Effectiveness of Flu Vaccines Challenged

A new study in the British Medical Journal has questioned the overall value of annual flu-shot programs and suggested that public flu-shot policies ought to be reevaluated. Dr. Tom Jefferson, of the Cochrane Vaccines Field in Rome, analyzed a raft of existing datasets about the issue and concluded that there is a “large gap between policy and what the data tell us.”

“Each year enormous effort goes into producing influenza vaccines for that specific year and delivering them to appropriate sections of the population,” Jefferson notes, asking, “Is this effort justified?”

Jefferson offers several explanations for the gap between policy and evidence. Most significantly, he cites the tendency for medical professionals to report “influenza-like” illnesses as if they were incidents of real influenza. “This confusion leads to a gross overestimation of the impact of influenza, unrealistic expectations of the performance of vaccines, and spurious certainty of our ability to predict viral circulation and impact,” he says. He also mentions a lack of accurate surveillance systems that can quickly identify the particular virus that may be circulating in a given community.

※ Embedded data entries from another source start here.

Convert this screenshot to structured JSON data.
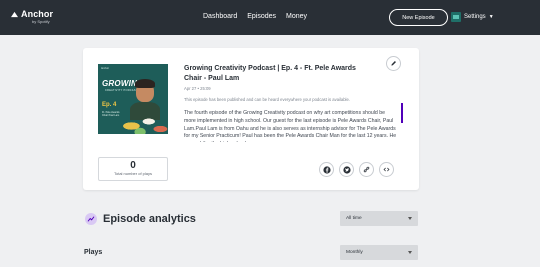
{
  "nav": {
    "logo_text": "Anchor",
    "logo_subtext": "by Spotify",
    "links": [
      "Dashboard",
      "Episodes",
      "Money"
    ],
    "new_episode_label": "New Episode",
    "settings_label": "Settings"
  },
  "episode": {
    "title": "Growing Creativity Podcast | Ep. 4 - Ft. Pele Awards Chair - Paul Lam",
    "meta": "Apr 27 • 25:09",
    "status_note": "This episode has been published and can be heard everywhere your podcast is available.",
    "description": "The fourth episode of the Growing Creativity podcast on why art competitions should be more implemented in high school. Our guest for the last episode is Pele Awards Chair, Paul Lam.Paul Lam is from Oahu and he is also serves as internship advisor for The Pele Awards for my Senior Practicum! Paul has been the Pele Awards Chair Man for the last 12 years. He opened the the high school",
    "plays_count": "0",
    "plays_label": "Total number of plays",
    "cover": {
      "top_text": "Anchor",
      "title": "GROWING",
      "subtitle": "CREATIVITY PODCAST",
      "episode": "Ep. 4",
      "episode_sub": "Ft. Pele Awards Chair Paul Lam"
    }
  },
  "analytics": {
    "title": "Episode analytics",
    "range_select": "All time",
    "plays_heading": "Plays",
    "interval_select": "Monthly"
  },
  "colors": {
    "nav_bg": "#292f36",
    "accent": "#5000b9",
    "page_bg": "#eff0f2"
  },
  "icons": [
    "edit-icon",
    "facebook-icon",
    "twitter-icon",
    "link-icon",
    "embed-icon",
    "analytics-icon"
  ]
}
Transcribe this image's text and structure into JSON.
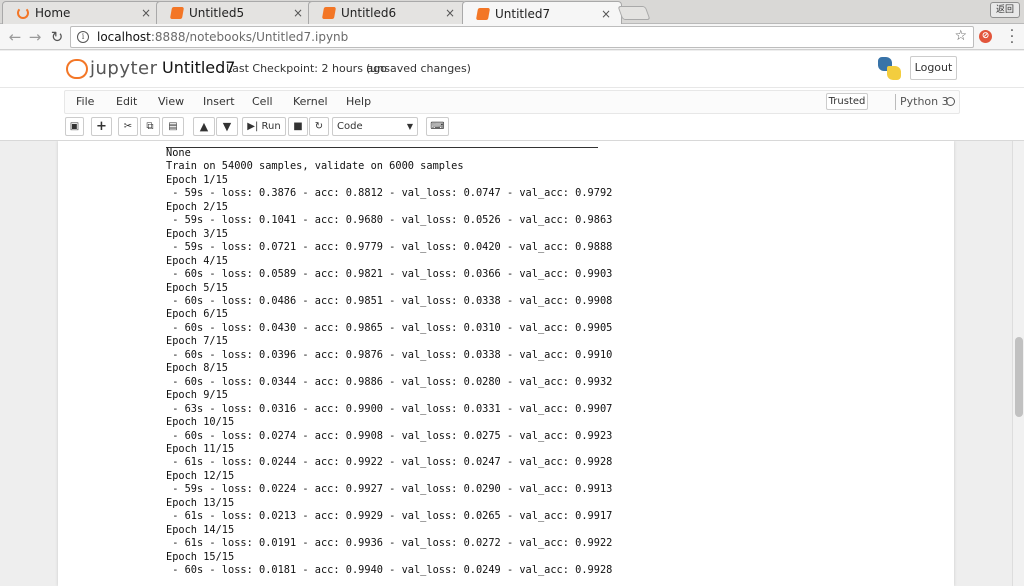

Part of the problem, according to Jefferson, may be that public officials tend to err on the side of action, attempting to appear as if they are efficiently working for the public health–even if evidence isn’t in their corner. Jefferson urges public officials to conduct more randomized trials to gather more evidence about the effectiveness of these vaccines.

“Evidence from systematic reviews shows that inactivated vaccines have little or no effect” on desired outcomes including a reduction of work or school absences, a reduction of hospital stays, and the prevention of death, Jefferson says. He claims that most studies of the vaccine are of “poor methodological quality” and he also laments the lack of conclusive evidence about the overall safety of the vaccines.